Wyświetl Pojedyńczy Post
Stary 04-10-2011, 12:58   #37
AJT
 
AJT's Avatar
 
Reputacja: 1 AJT ma wspaniałą reputacjęAJT ma wspaniałą reputacjęAJT ma wspaniałą reputacjęAJT ma wspaniałą reputacjęAJT ma wspaniałą reputacjęAJT ma wspaniałą reputacjęAJT ma wspaniałą reputacjęAJT ma wspaniałą reputacjęAJT ma wspaniałą reputacjęAJT ma wspaniałą reputacjęAJT ma wspaniałą reputację
Roland był niezwykle zadowolony z kombinacji, jaką zasadził marynarzowi.
– Spokój mówił żem! Hę?! wrzasnął w kierunku leżącego już rozrabiaki. W tym momencie nie był już taki sprytny, jak przed chwilą, gdy bił po mordzie czeladnika. Roland kątem oka zauważył, że kompan marynarza sięga po sztylet. – Tak się tu nie bawimy – pomyślał. Na szczęście ten ruch zauważył również Dalmar, dając do zrozumienia, że takich występków tu nie zaakceptuje i pierwej ukróci nożownika o rękę niż pozwoli tamtemu, posługiwać się swoim orężem.

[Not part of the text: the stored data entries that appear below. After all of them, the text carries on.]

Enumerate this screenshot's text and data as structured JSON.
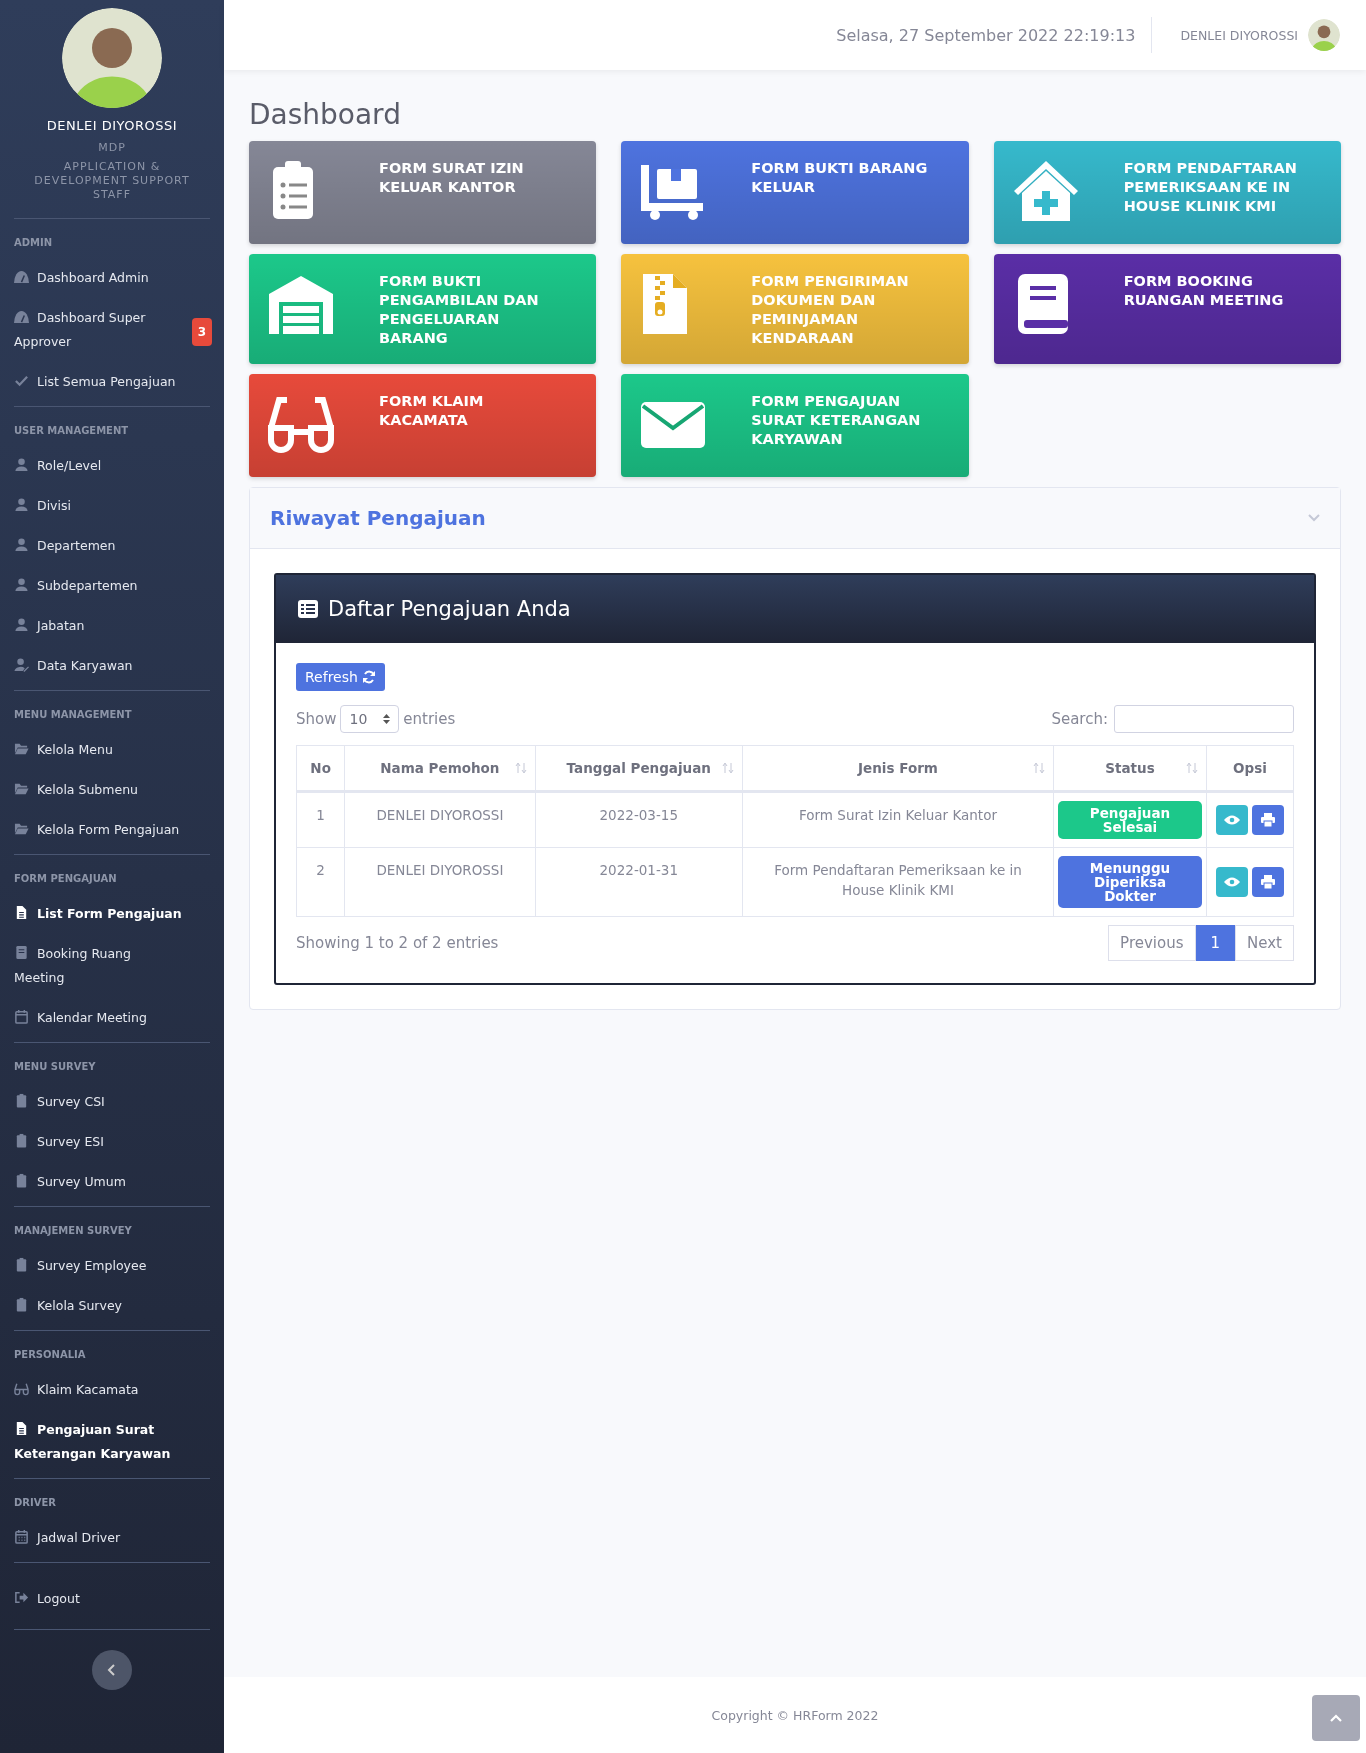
{
  "sidebar": {
    "profile": {
      "name": "DENLEI DIYOROSSI",
      "company": "MDP",
      "position": "APPLICATION & DEVELOPMENT SUPPORT STAFF"
    },
    "sections": [
      {
        "heading": "ADMIN",
        "items": [
          {
            "label": "Dashboard Admin",
            "selected": false
          },
          {
            "label": "Dashboard Super Approver",
            "selected": false,
            "badge": "3"
          },
          {
            "label": "List Semua Pengajuan",
            "selected": false
          }
        ]
      },
      {
        "heading": "USER MANAGEMENT",
        "items": [
          {
            "label": "Role/Level",
            "selected": false
          },
          {
            "label": "Divisi",
            "selected": false
          },
          {
            "label": "Departemen",
            "selected": false
          },
          {
            "label": "Subdepartemen",
            "selected": false
          },
          {
            "label": "Jabatan",
            "selected": false
          },
          {
            "label": "Data Karyawan",
            "selected": false
          }
        ]
      },
      {
        "heading": "MENU MANAGEMENT",
        "items": [
          {
            "label": "Kelola Menu",
            "selected": false
          },
          {
            "label": "Kelola Submenu",
            "selected": false
          },
          {
            "label": "Kelola Form Pengajuan",
            "selected": false
          }
        ]
      },
      {
        "heading": "FORM PENGAJUAN",
        "items": [
          {
            "label": "List Form Pengajuan",
            "selected": true
          },
          {
            "label": "Booking Ruang Meeting",
            "selected": false
          },
          {
            "label": "Kalendar Meeting",
            "selected": false
          }
        ]
      },
      {
        "heading": "MENU SURVEY",
        "items": [
          {
            "label": "Survey CSI",
            "selected": false
          },
          {
            "label": "Survey ESI",
            "selected": false
          },
          {
            "label": "Survey Umum",
            "selected": false
          }
        ]
      },
      {
        "heading": "MANAJEMEN SURVEY",
        "items": [
          {
            "label": "Survey Employee",
            "selected": false
          },
          {
            "label": "Kelola Survey",
            "selected": false
          }
        ]
      },
      {
        "heading": "PERSONALIA",
        "items": [
          {
            "label": "Klaim Kacamata",
            "selected": false
          },
          {
            "label": "Pengajuan Surat Keterangan Karyawan",
            "selected": true
          }
        ]
      },
      {
        "heading": "DRIVER",
        "items": [
          {
            "label": "Jadwal Driver",
            "selected": false
          }
        ]
      },
      {
        "items": [
          {
            "label": "Logout",
            "selected": false
          }
        ]
      }
    ]
  },
  "topbar": {
    "datetime": "Selasa, 27 September 2022 22:19:13",
    "user": "DENLEI DIYOROSSI"
  },
  "page_title": "Dashboard",
  "cards": [
    {
      "title": "FORM SURAT IZIN KELUAR KANTOR",
      "color": "#858796"
    },
    {
      "title": "FORM BUKTI BARANG KELUAR",
      "color": "#4e73df"
    },
    {
      "title": "FORM PENDAFTARAN PEMERIKSAAN KE IN HOUSE KLINIK KMI",
      "color": "#36b9cc"
    },
    {
      "title": "FORM BUKTI PENGAMBILAN DAN PENGELUARAN BARANG",
      "color": "#1cc88a"
    },
    {
      "title": "FORM PENGIRIMAN DOKUMEN DAN PEMINJAMAN KENDARAAN",
      "color": "#f6c23e"
    },
    {
      "title": "FORM BOOKING RUANGAN MEETING",
      "color": "#5a2ea6"
    },
    {
      "title": "FORM KLAIM KACAMATA",
      "color": "#e74a3b"
    },
    {
      "title": "FORM PENGAJUAN SURAT KETERANGAN KARYAWAN",
      "color": "#1cc88a"
    }
  ],
  "history": {
    "title": "Riwayat Pengajuan",
    "table_card": {
      "title": "Daftar Pengajuan Anda",
      "refresh": "Refresh",
      "show_label": "Show",
      "page_size": "10",
      "entries_label": "entries",
      "search_label": "Search:",
      "columns": [
        {
          "label": "No",
          "sortable": false
        },
        {
          "label": "Nama Pemohon",
          "sortable": true
        },
        {
          "label": "Tanggal Pengajuan",
          "sortable": true
        },
        {
          "label": "Jenis Form",
          "sortable": true
        },
        {
          "label": "Status",
          "sortable": true
        },
        {
          "label": "Opsi",
          "sortable": false
        }
      ],
      "rows": [
        {
          "no": "1",
          "name": "DENLEI DIYOROSSI",
          "date": "2022-03-15",
          "form": "Form Surat Izin Keluar Kantor",
          "status": {
            "text": "Pengajuan Selesai",
            "color": "#1cc88a"
          }
        },
        {
          "no": "2",
          "name": "DENLEI DIYOROSSI",
          "date": "2022-01-31",
          "form": "Form Pendaftaran Pemeriksaan ke in House Klinik KMI",
          "status": {
            "text": "Menunggu Diperiksa Dokter",
            "color": "#4e73df"
          }
        }
      ],
      "info": "Showing 1 to 2 of 2 entries",
      "pagination": {
        "previous": "Previous",
        "pages": [
          {
            "label": "1",
            "selected": true
          }
        ],
        "next": "Next"
      }
    }
  },
  "footer": "Copyright © HRForm 2022"
}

Nie minęła długa chwila, gdy spuszczeni z oka dwaj prowodyrzy wstali i po kolejnej zacieśnili zapaśniczy uścisk. Uścisk nie trwał długo, gdyż kolejny raz czeladnik wylądował na karczemnych deskach 'Miłej’.

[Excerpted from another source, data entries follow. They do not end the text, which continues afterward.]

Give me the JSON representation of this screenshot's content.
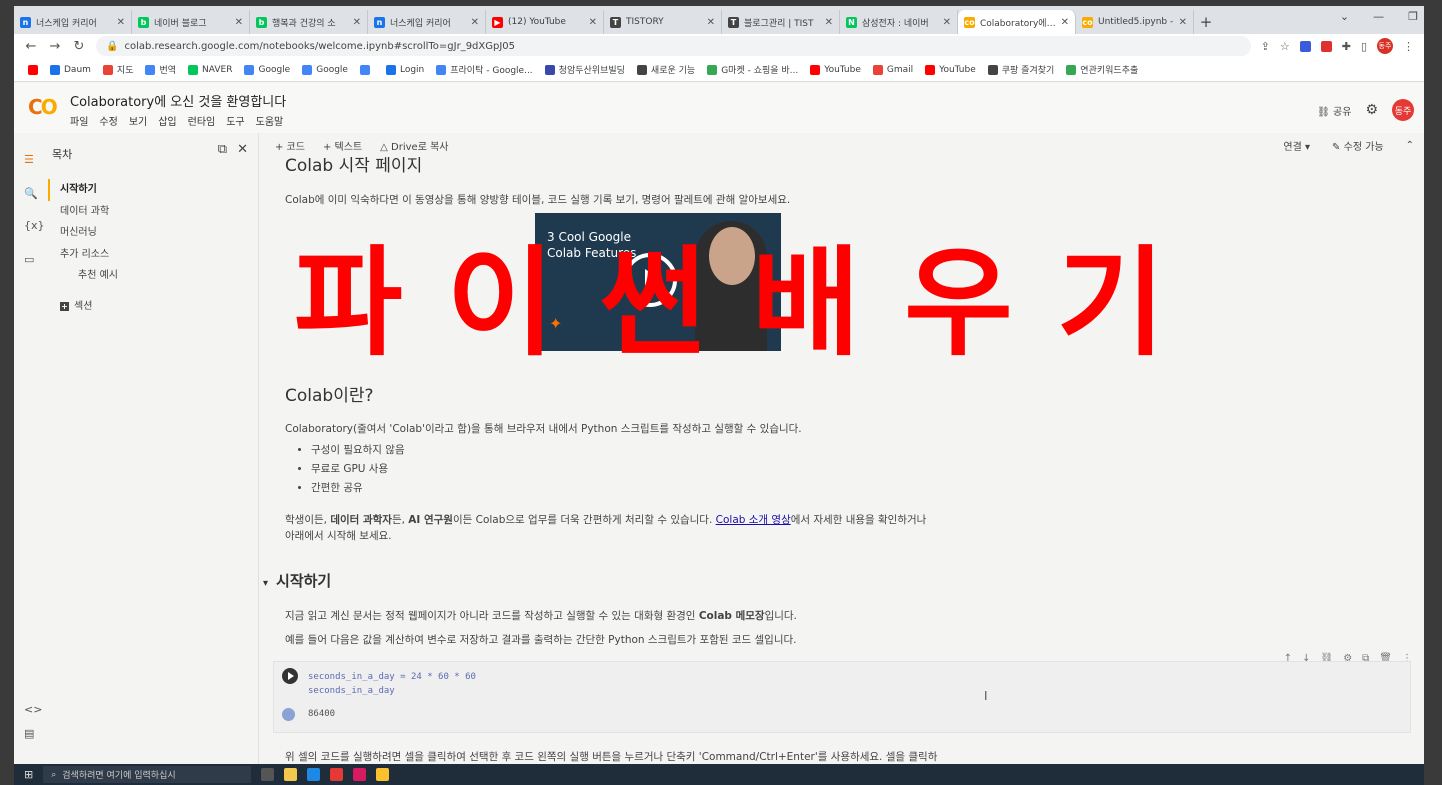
{
  "browser": {
    "tabs": [
      {
        "title": "너스케입 커리어",
        "icon_color": "#1a73e8",
        "icon": "n"
      },
      {
        "title": "네이버 블로그",
        "icon_color": "#03c75a",
        "icon": "b"
      },
      {
        "title": "행복과 건강의 소",
        "icon_color": "#03c75a",
        "icon": "b"
      },
      {
        "title": "너스케입 커리어",
        "icon_color": "#1a73e8",
        "icon": "n"
      },
      {
        "title": "(12) YouTube",
        "icon_color": "#ff0000",
        "icon": "▶"
      },
      {
        "title": "TISTORY",
        "icon_color": "#444444",
        "icon": "T"
      },
      {
        "title": "블로그관리 | TIST",
        "icon_color": "#444444",
        "icon": "T"
      },
      {
        "title": "삼성전자 : 네이버",
        "icon_color": "#03c75a",
        "icon": "N"
      },
      {
        "title": "Colaboratory에 오",
        "icon_color": "#f9ab00",
        "icon": "co",
        "active": true
      },
      {
        "title": "Untitled5.ipynb -",
        "icon_color": "#f9ab00",
        "icon": "co"
      }
    ],
    "new_tab": "+",
    "url": "colab.research.google.com/notebooks/welcome.ipynb#scrollTo=gJr_9dXGpJ05",
    "bookmarks": [
      {
        "label": "Daum",
        "color": "#1a73e8"
      },
      {
        "label": "지도",
        "color": "#ea4335"
      },
      {
        "label": "번역",
        "color": "#4285f4"
      },
      {
        "label": "NAVER",
        "color": "#03c75a"
      },
      {
        "label": "Google",
        "color": "#4285f4"
      },
      {
        "label": "Google",
        "color": "#4285f4"
      },
      {
        "label": "",
        "color": "#4285f4"
      },
      {
        "label": "Login",
        "color": "#1a73e8"
      },
      {
        "label": "프라이탁 - Google...",
        "color": "#4285f4"
      },
      {
        "label": "청암두산위브빌딩",
        "color": "#3949ab"
      },
      {
        "label": "새로운 기능",
        "color": "#444444"
      },
      {
        "label": "G마켓 - 쇼핑을 바...",
        "color": "#34a853"
      },
      {
        "label": "YouTube",
        "color": "#ff0000"
      },
      {
        "label": "Gmail",
        "color": "#ea4335"
      },
      {
        "label": "YouTube",
        "color": "#ff0000"
      },
      {
        "label": "쿠팡 즐겨찾기",
        "color": "#444444"
      },
      {
        "label": "연관키워드추출",
        "color": "#34a853"
      }
    ],
    "profile_initials": "동주"
  },
  "colab": {
    "logo": "CO",
    "title": "Colaboratory에 오신 것을 환영합니다",
    "menu": [
      "파일",
      "수정",
      "보기",
      "삽입",
      "런타임",
      "도구",
      "도움말"
    ],
    "share_label": "공유",
    "avatar": "동주",
    "toolbar": {
      "add_code": "+ 코드",
      "add_text": "+ 텍스트",
      "copy_drive": "Drive로 복사",
      "connect": "연결",
      "editable": "수정 가능"
    },
    "sidebar": {
      "header": "목차",
      "items": [
        {
          "label": "시작하기",
          "active": true
        },
        {
          "label": "데이터 과학"
        },
        {
          "label": "머신러닝"
        },
        {
          "label": "추가 리소스"
        },
        {
          "label": "추천 예시",
          "sub": true
        }
      ],
      "add_section": "섹션"
    },
    "content": {
      "h1_partial": "Colab 시작 페이지",
      "intro": "Colab에 이미 익숙하다면 이 동영상을 통해 양방향 테이블, 코드 실행 기록 보기, 명령어 팔레트에 관해 알아보세요.",
      "video_title_line1": "3 Cool Google",
      "video_title_line2": "Colab Features",
      "h2": "Colab이란?",
      "p1": "Colaboratory(줄여서 'Colab'이라고 함)을 통해 브라우저 내에서 Python 스크립트를 작성하고 실행할 수 있습니다.",
      "bullets": [
        "구성이 필요하지 않음",
        "무료로 GPU 사용",
        "간편한 공유"
      ],
      "p2_a": "학생이든, ",
      "p2_b": "데이터 과학자",
      "p2_c": "든, ",
      "p2_d": "AI 연구원",
      "p2_e": "이든 Colab으로 업무를 더욱 간편하게 처리할 수 있습니다. ",
      "p2_link": "Colab 소개 영상",
      "p2_f": "에서 자세한 내용을 확인하거나",
      "p2_line2": "아래에서 시작해 보세요.",
      "section": "시작하기",
      "p3_a": "지금 읽고 계신 문서는 정적 웹페이지가 아니라 코드를 작성하고 실행할 수 있는 대화형 환경인 ",
      "p3_b": "Colab 메모장",
      "p3_c": "입니다.",
      "p4": "예를 들어 다음은 값을 계산하여 변수로 저장하고 결과를 출력하는 간단한 Python 스크립트가 포함된 코드 셀입니다.",
      "code_line1": "seconds_in_a_day = 24 * 60 * 60",
      "code_line2": "seconds_in_a_day",
      "output": "86400",
      "p5": "위 셀의 코드를 실행하려면 셀을 클릭하여 선택한 후 코드 왼쪽의 실행 버튼을 누르거나 단축키 'Command/Ctrl+Enter'를 사용하세요. 셀을 클릭하"
    }
  },
  "overlay_text": "파이썬배우기",
  "taskbar": {
    "search_placeholder": "검색하려면 여기에 입력하십시"
  }
}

- Koniec kurwa – kolejny raz wrzasnął Roland. Jego działania nie doprowadzały do rozluźnienia atmosfery, pewnie też do końca mu na tym nie zależało. Póki w ruch w karczmie nie idą noże, czy inny cięższy oręż, mógł się nieco zabawić. Treningu nigdy za wiele, okazji, by przestawić komuś nos, w ‘słusznej’ sprawie również.

Odwrócił się i w impecie zasadził siarczysty prawy sierpowy w pomocnika marynarza. Dopiero co przybiegł do pomocy, ale po ciosie Rolanda jeszcze szybciej wrócił, tym razem już bezwładnie. Jego lot chwilę trwał, zanim ocknie się minie trochę czasu, zanim przyjdzie mu do głowy dołączenie się do jakiejkolwiek bitki zajmie znacznie więcej. W pierwej będzie musiał pomyśleć jak ustawić nos, tak by znajdował się we wcześniejszej pozycji.

Jeden spokojny, teraz pora na resztę…
 

Ostatnio edytowane przez AJT : 04-10-2011 o 17:41.